OXFORD — The town of Oxford has seen $14 million in new growth during the past year – the majority of it has come from the Oxford Casino Hotel.

Assessor Agent Donna Hayes told the Advertiser Democrat that $10 million of the overall $14 million has come from the construction of the Oxford Casino Hotel. According to information from Hayes, the hotel, which opened in November of 2017,  is valued at $34,466,300 in real estate and $9,851,260 in personal property.

All other increases in valuation for Fiscal 2019 is from the new homes, outbuildings and business personal property, she said.

The Board of Selectmen voted September 6 to set the 2018-19 tax rate at $14.70 per $1,000 of assessed property value, the same as last year.

Town Manager Butch Asselin said the tax rate remained flat because of the $14 million in new valuation, another $250,000 from more excise taxes and Oxford Casino revenue, and $200,000 that was transferred from the Fund Balance.

The Oxford Casino has been a significant source of revenues for the town since its construction in 2012. The town received $1.7 million from the table games and slot operations at Oxford Casino in 2017, according the Maine Gambling Control Board.


According to the Gambling Control Board, the town’s 2 percent of the net slot operations was $1.37 million and from table games, $351,283, last year.

In 2016, it was $1.3 million from slots and $312,757 from table games.

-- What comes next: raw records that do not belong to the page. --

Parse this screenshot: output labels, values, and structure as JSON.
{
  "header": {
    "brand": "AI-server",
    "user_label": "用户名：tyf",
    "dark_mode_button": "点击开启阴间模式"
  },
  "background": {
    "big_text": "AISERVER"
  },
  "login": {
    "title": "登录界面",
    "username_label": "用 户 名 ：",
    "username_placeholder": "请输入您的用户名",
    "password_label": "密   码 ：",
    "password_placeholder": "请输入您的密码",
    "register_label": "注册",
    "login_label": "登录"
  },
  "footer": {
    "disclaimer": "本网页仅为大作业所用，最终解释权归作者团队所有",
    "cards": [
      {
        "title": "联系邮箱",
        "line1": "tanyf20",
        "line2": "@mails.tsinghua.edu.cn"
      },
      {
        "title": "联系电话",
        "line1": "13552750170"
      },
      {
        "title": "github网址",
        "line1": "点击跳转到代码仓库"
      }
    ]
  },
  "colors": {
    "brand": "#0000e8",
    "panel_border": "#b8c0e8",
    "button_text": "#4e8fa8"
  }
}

The town has traditionally used some of the casino revenues for tax relief.

Now with the Oxford Casino Hotel up an operating, those revenues from the casino property are expected to continue to expand. Officials say more revenue will be seen in the future once the Casino’s conference center is fully constructed and operating.

While the news appeared to be good, several board members, including Vice Chairman Scott Hunter and Samantha Hewey, questioned the use of anticipated funds.

“We’re spending money we don’t have,” Hunter said. “It’s not fiscally responsible to sit there and gamble.“


Hewey suggested the town “bank” more money as a cushion.

Asselin said, “It’s hard to create a savings account for something like this.”

Although the town budget expenses went down, the school and county assessments continue to increase, he said.

“We have to be optimistic,” he added.